According to Adrienne Russell, this hybridization is also visible in the rise of what she calls a new “media vanguard” composed of “journalists, activists, communication-technology hackers” who “are exerting significant influence in today’s media environment through innovation and media competence” (2016: 9-10). At the current stage, it is important to point out how this hacking-influenced form of reporting has received differential forms of acceptance within the journalism community. It would be wrong to claim this represents a globally accepted status quo. Some news outlets, especially in the US, have embraced working with hackers and technology more explicitly and have made it the defining element of their editorial strategy: Glenn Greenwald’s The Intercept, for instance, has put “adversarial journalism” in the field of surveillance and cyber-affairs at its core. Together with the wide adoption of encryption as a central component of its reporting, The Intercept has been extensively covering hacking cases, establishing a generally positive attitude towards hackers. ProPublica also frequently works with hackers and coders of different backgrounds, including digital security or data journalism, and has also published first-hand reporting on the Snowden documents.

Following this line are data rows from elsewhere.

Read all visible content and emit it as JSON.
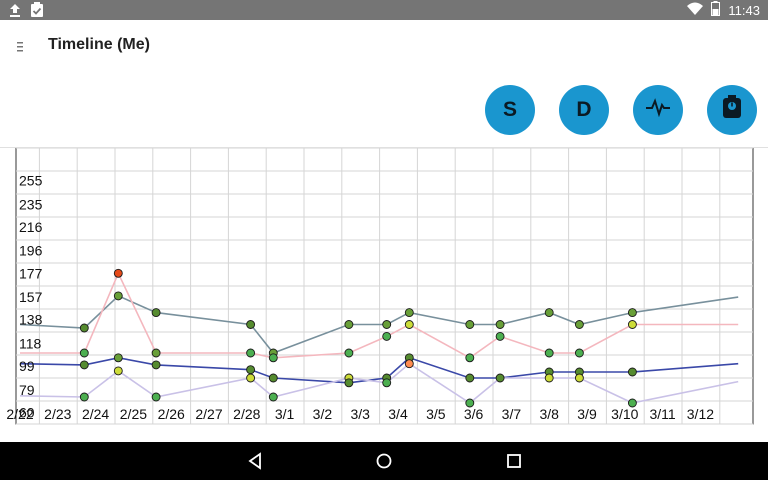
{
  "status_bar": {
    "time": "11:43",
    "left_icons": [
      "upload-icon",
      "clipboard-check-icon"
    ],
    "right_icons": [
      "wifi-icon",
      "battery-icon"
    ]
  },
  "header": {
    "title": "Timeline (Me)",
    "menu_icon": "menu-icon"
  },
  "actions": [
    {
      "label": "S",
      "icon": null
    },
    {
      "label": "D",
      "icon": null
    },
    {
      "label": "",
      "icon": "pulse-icon"
    },
    {
      "label": "",
      "icon": "scale-icon"
    }
  ],
  "nav": [
    "back-icon",
    "home-icon",
    "recents-icon"
  ],
  "chart_data": {
    "type": "line",
    "y_ticks": [
      "255",
      "235",
      "216",
      "196",
      "177",
      "157",
      "138",
      "118",
      "99",
      "79",
      "60"
    ],
    "x_ticks": [
      "2/22",
      "2/23",
      "2/24",
      "2/25",
      "2/26",
      "2/27",
      "2/28",
      "3/1",
      "3/2",
      "3/3",
      "3/4",
      "3/5",
      "3/6",
      "3/7",
      "3/8",
      "3/9",
      "3/10",
      "3/11",
      "3/12"
    ],
    "ylim": [
      60,
      255
    ],
    "grid": true,
    "series": [
      {
        "color": "#78909c",
        "points": [
          [
            0.0,
            134
          ],
          [
            1.7,
            131
          ],
          [
            2.6,
            158
          ],
          [
            3.6,
            144
          ],
          [
            6.1,
            134
          ],
          [
            6.7,
            110
          ],
          [
            8.7,
            134
          ],
          [
            9.7,
            134
          ],
          [
            10.3,
            144
          ],
          [
            11.9,
            134
          ],
          [
            12.7,
            134
          ],
          [
            14.0,
            144
          ],
          [
            14.8,
            134
          ],
          [
            16.2,
            144
          ],
          [
            19.0,
            157
          ]
        ]
      },
      {
        "color": "#f4b7be",
        "points": [
          [
            0.0,
            110
          ],
          [
            1.7,
            110
          ],
          [
            2.6,
            177
          ],
          [
            3.6,
            110
          ],
          [
            6.1,
            110
          ],
          [
            6.7,
            106
          ],
          [
            8.7,
            110
          ],
          [
            9.7,
            124
          ],
          [
            10.3,
            134
          ],
          [
            11.9,
            106
          ],
          [
            12.7,
            124
          ],
          [
            14.0,
            110
          ],
          [
            14.8,
            110
          ],
          [
            16.2,
            134
          ],
          [
            19.0,
            134
          ]
        ]
      },
      {
        "color": "#3a48a8",
        "points": [
          [
            0.0,
            101
          ],
          [
            1.7,
            100
          ],
          [
            2.6,
            106
          ],
          [
            3.6,
            100
          ],
          [
            6.1,
            96
          ],
          [
            6.7,
            89
          ],
          [
            8.7,
            85
          ],
          [
            9.7,
            89
          ],
          [
            10.3,
            106
          ],
          [
            11.9,
            89
          ],
          [
            12.7,
            89
          ],
          [
            14.0,
            94
          ],
          [
            14.8,
            94
          ],
          [
            16.2,
            94
          ],
          [
            19.0,
            101
          ]
        ]
      },
      {
        "color": "#c9c1e7",
        "points": [
          [
            0.0,
            74
          ],
          [
            1.7,
            73
          ],
          [
            2.6,
            95
          ],
          [
            3.6,
            73
          ],
          [
            6.1,
            89
          ],
          [
            6.7,
            73
          ],
          [
            8.7,
            89
          ],
          [
            9.7,
            85
          ],
          [
            10.3,
            101
          ],
          [
            11.9,
            68
          ],
          [
            12.7,
            89
          ],
          [
            14.0,
            89
          ],
          [
            14.8,
            89
          ],
          [
            16.2,
            68
          ],
          [
            19.0,
            86
          ]
        ]
      }
    ],
    "points": [
      {
        "x": 1.7,
        "y": 131,
        "color": "#558b2f"
      },
      {
        "x": 1.7,
        "y": 110,
        "color": "#4caf50"
      },
      {
        "x": 1.7,
        "y": 100,
        "color": "#558b2f"
      },
      {
        "x": 1.7,
        "y": 73,
        "color": "#4caf50"
      },
      {
        "x": 2.6,
        "y": 177,
        "color": "#e64a19"
      },
      {
        "x": 2.6,
        "y": 158,
        "color": "#689f38"
      },
      {
        "x": 2.6,
        "y": 106,
        "color": "#689f38"
      },
      {
        "x": 2.6,
        "y": 95,
        "color": "#cddc39"
      },
      {
        "x": 3.6,
        "y": 144,
        "color": "#558b2f"
      },
      {
        "x": 3.6,
        "y": 110,
        "color": "#689f38"
      },
      {
        "x": 3.6,
        "y": 100,
        "color": "#558b2f"
      },
      {
        "x": 3.6,
        "y": 73,
        "color": "#4caf50"
      },
      {
        "x": 6.1,
        "y": 134,
        "color": "#558b2f"
      },
      {
        "x": 6.1,
        "y": 110,
        "color": "#4caf50"
      },
      {
        "x": 6.1,
        "y": 96,
        "color": "#558b2f"
      },
      {
        "x": 6.1,
        "y": 89,
        "color": "#cddc39"
      },
      {
        "x": 6.7,
        "y": 110,
        "color": "#689f38"
      },
      {
        "x": 6.7,
        "y": 106,
        "color": "#4caf50"
      },
      {
        "x": 6.7,
        "y": 89,
        "color": "#558b2f"
      },
      {
        "x": 6.7,
        "y": 73,
        "color": "#4caf50"
      },
      {
        "x": 8.7,
        "y": 134,
        "color": "#689f38"
      },
      {
        "x": 8.7,
        "y": 110,
        "color": "#4caf50"
      },
      {
        "x": 8.7,
        "y": 89,
        "color": "#cddc39"
      },
      {
        "x": 8.7,
        "y": 85,
        "color": "#558b2f"
      },
      {
        "x": 9.7,
        "y": 134,
        "color": "#689f38"
      },
      {
        "x": 9.7,
        "y": 124,
        "color": "#4caf50"
      },
      {
        "x": 9.7,
        "y": 89,
        "color": "#558b2f"
      },
      {
        "x": 9.7,
        "y": 85,
        "color": "#4caf50"
      },
      {
        "x": 10.3,
        "y": 144,
        "color": "#689f38"
      },
      {
        "x": 10.3,
        "y": 134,
        "color": "#cddc39"
      },
      {
        "x": 10.3,
        "y": 106,
        "color": "#558b2f"
      },
      {
        "x": 10.3,
        "y": 101,
        "color": "#ff8a50"
      },
      {
        "x": 11.9,
        "y": 134,
        "color": "#689f38"
      },
      {
        "x": 11.9,
        "y": 106,
        "color": "#4caf50"
      },
      {
        "x": 11.9,
        "y": 89,
        "color": "#558b2f"
      },
      {
        "x": 11.9,
        "y": 68,
        "color": "#4caf50"
      },
      {
        "x": 12.7,
        "y": 134,
        "color": "#689f38"
      },
      {
        "x": 12.7,
        "y": 124,
        "color": "#4caf50"
      },
      {
        "x": 12.7,
        "y": 89,
        "color": "#558b2f"
      },
      {
        "x": 14.0,
        "y": 144,
        "color": "#689f38"
      },
      {
        "x": 14.0,
        "y": 110,
        "color": "#4caf50"
      },
      {
        "x": 14.0,
        "y": 94,
        "color": "#558b2f"
      },
      {
        "x": 14.0,
        "y": 89,
        "color": "#cddc39"
      },
      {
        "x": 14.8,
        "y": 134,
        "color": "#689f38"
      },
      {
        "x": 14.8,
        "y": 110,
        "color": "#4caf50"
      },
      {
        "x": 14.8,
        "y": 94,
        "color": "#558b2f"
      },
      {
        "x": 14.8,
        "y": 89,
        "color": "#cddc39"
      },
      {
        "x": 16.2,
        "y": 144,
        "color": "#689f38"
      },
      {
        "x": 16.2,
        "y": 134,
        "color": "#cddc39"
      },
      {
        "x": 16.2,
        "y": 94,
        "color": "#558b2f"
      },
      {
        "x": 16.2,
        "y": 68,
        "color": "#4caf50"
      }
    ]
  }
}
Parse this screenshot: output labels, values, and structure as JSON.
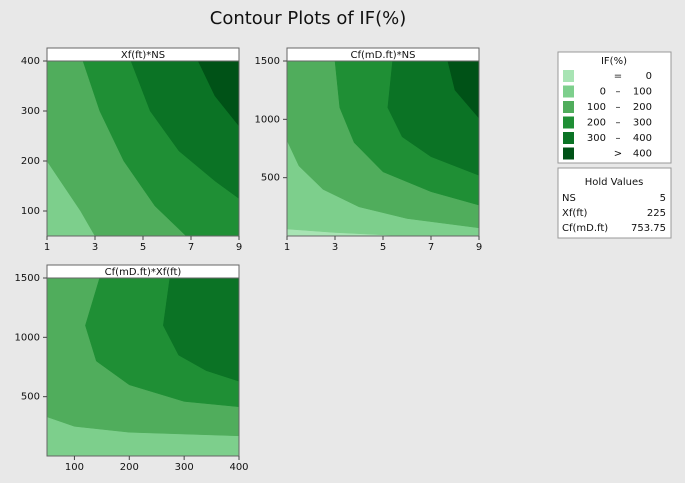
{
  "chart_data": {
    "type": "contour",
    "title": "Contour Plots of IF(%)",
    "panels": [
      {
        "title": "Xf(ft)*NS",
        "xlim": [
          1,
          9
        ],
        "xticks": [
          1,
          3,
          5,
          7,
          9
        ],
        "ylim": [
          50,
          400
        ],
        "yticks": [
          100,
          200,
          300,
          400
        ],
        "contours": [
          {
            "level": 100,
            "x": [
              1,
              1.7,
              2.4,
              3
            ],
            "y": [
              200,
              150,
              100,
              50
            ]
          },
          {
            "level": 200,
            "x": [
              2.5,
              3.2,
              4.2,
              5.5,
              6.8
            ],
            "y": [
              400,
              300,
              200,
              110,
              50
            ]
          },
          {
            "level": 300,
            "x": [
              4.5,
              5.3,
              6.5,
              8,
              9
            ],
            "y": [
              400,
              300,
              220,
              160,
              125
            ]
          },
          {
            "level": 400,
            "x": [
              7.3,
              8,
              9
            ],
            "y": [
              400,
              330,
              270
            ]
          }
        ]
      },
      {
        "title": "Cf(mD.ft)*NS",
        "xlim": [
          1,
          9
        ],
        "xticks": [
          1,
          3,
          5,
          7,
          9
        ],
        "ylim": [
          0,
          1500
        ],
        "yticks": [
          500,
          1000,
          1500
        ],
        "contours": [
          {
            "level": 0,
            "x": [
              1,
              3,
              6
            ],
            "y": [
              60,
              30,
              0
            ]
          },
          {
            "level": 100,
            "x": [
              1,
              1.5,
              2.5,
              4,
              6,
              9
            ],
            "y": [
              820,
              600,
              400,
              250,
              150,
              70
            ]
          },
          {
            "level": 200,
            "x": [
              3,
              3.2,
              3.8,
              5,
              7,
              9
            ],
            "y": [
              1500,
              1100,
              800,
              550,
              380,
              265
            ]
          },
          {
            "level": 300,
            "x": [
              5.4,
              5.2,
              5.8,
              7,
              9
            ],
            "y": [
              1500,
              1100,
              850,
              680,
              520
            ]
          },
          {
            "level": 400,
            "x": [
              7.7,
              8,
              9
            ],
            "y": [
              1500,
              1250,
              1010
            ]
          }
        ]
      },
      {
        "title": "Cf(mD.ft)*Xf(ft)",
        "xlim": [
          50,
          400
        ],
        "xticks": [
          100,
          200,
          300,
          400
        ],
        "ylim": [
          0,
          1500
        ],
        "yticks": [
          500,
          1000,
          1500
        ],
        "contours": [
          {
            "level": 100,
            "x": [
              50,
              100,
              200,
              400
            ],
            "y": [
              330,
              250,
              200,
              170
            ]
          },
          {
            "level": 200,
            "x": [
              146,
              120,
              140,
              200,
              300,
              400
            ],
            "y": [
              1500,
              1100,
              800,
              600,
              460,
              415
            ]
          },
          {
            "level": 300,
            "x": [
              274,
              262,
              290,
              340,
              400
            ],
            "y": [
              1500,
              1100,
              850,
              720,
              630
            ]
          }
        ]
      }
    ],
    "legend": {
      "title": "IF(%)",
      "entries": [
        {
          "op": "=",
          "high": 0,
          "color": "#a8e4b4"
        },
        {
          "low": 0,
          "op": "–",
          "high": 100,
          "color": "#7dcf8c"
        },
        {
          "low": 100,
          "op": "–",
          "high": 200,
          "color": "#50ad5c"
        },
        {
          "low": 200,
          "op": "–",
          "high": 300,
          "color": "#1f8f35"
        },
        {
          "low": 300,
          "op": "–",
          "high": 400,
          "color": "#0b7325"
        },
        {
          "op": ">",
          "high": 400,
          "color": "#005217"
        }
      ]
    },
    "hold_values": {
      "title": "Hold Values",
      "items": [
        {
          "name": "NS",
          "value": 5
        },
        {
          "name": "Xf(ft)",
          "value": 225
        },
        {
          "name": "Cf(mD.ft)",
          "value": 753.75
        }
      ]
    }
  }
}
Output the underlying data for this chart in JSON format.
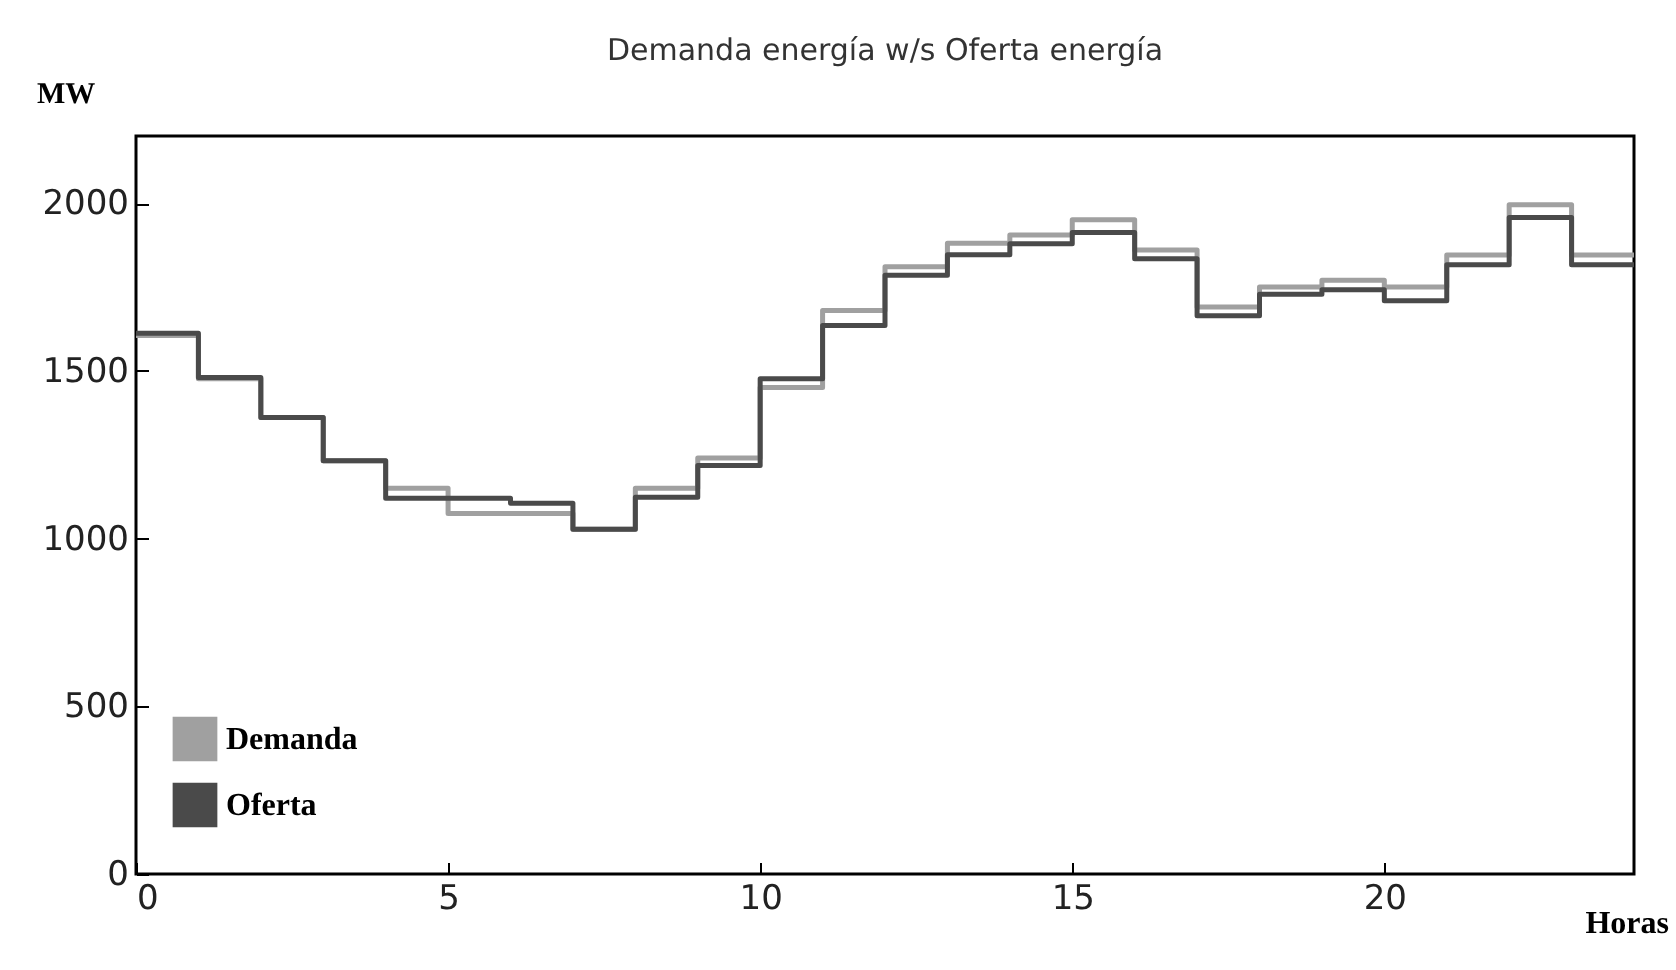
{
  "chart_data": {
    "type": "step",
    "title": "Demanda energía  w/s Oferta energía",
    "xlabel": "Horas",
    "ylabel": "MW",
    "x": [
      0,
      1,
      2,
      3,
      4,
      5,
      6,
      7,
      8,
      9,
      10,
      11,
      12,
      13,
      14,
      15,
      16,
      17,
      18,
      19,
      20,
      21,
      22,
      23,
      24
    ],
    "series": [
      {
        "name": "Demanda",
        "color": "#a0a0a0",
        "values": [
          1605,
          1476,
          1361,
          1232,
          1150,
          1075,
          1075,
          1028,
          1150,
          1240,
          1450,
          1680,
          1810,
          1880,
          1905,
          1950,
          1860,
          1690,
          1750,
          1770,
          1750,
          1845,
          1995,
          1845,
          1845
        ]
      },
      {
        "name": "Oferta",
        "color": "#4a4a4a",
        "values": [
          1612,
          1480,
          1361,
          1232,
          1120,
          1120,
          1105,
          1028,
          1123,
          1218,
          1476,
          1635,
          1785,
          1846,
          1879,
          1912,
          1834,
          1664,
          1728,
          1742,
          1709,
          1816,
          1957,
          1816,
          1816
        ]
      }
    ],
    "xlim": [
      0,
      24
    ],
    "xticks": [
      0,
      5,
      10,
      15,
      20
    ],
    "ylim": [
      0,
      2200
    ],
    "yticks": [
      0,
      500,
      1000,
      1500,
      2000
    ],
    "grid": false,
    "legend": "bottom left",
    "line_style": "solid",
    "marker": "none"
  }
}
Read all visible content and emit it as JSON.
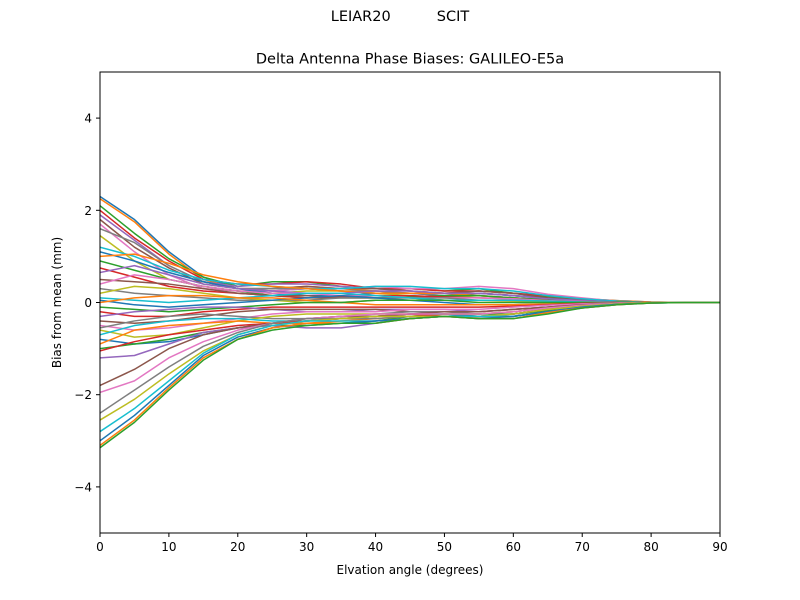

Other outlets’ acceptance of hacking has been far more reserved: while still covering news or documents coming from hacking cases, for instance, the New York Times, has been notably critical of hackers and hacktivists such as Julian Assange; and they have been more aloof than other news outlets while covering Edward Snowden (Di Salvo & Negro, 2015). The Washington Post, despite having reported on the Snowden files, having won a Pulitzer Prize for its own coverage of the NSA case, and being a SecureDrop adopter, called for President Obama not to pardon Snowden (Washington Post, 2016). Further research, and ethnographic research in particular, will help in grasping the new boundaries of journalism and how they are set, established and influenced by hacking. When it comes to digital security, encryption and source protection, for instance, the contribution of hackers is crucial for literacy, knowledge sharing and tools-crafting in the journalistic field. Moreover, hacking-influenced journalism has proven to be a catalyst for investigative reporting; some of the most interesting journalistic investigations of recent times has involved some form of hacking. For newsrooms, in times of pervasive digital surveillance, journalists are put under new threats and pressures. Being proactively ready to assist whistleblowers and sources with proper encryption tools will become increasingly urgent.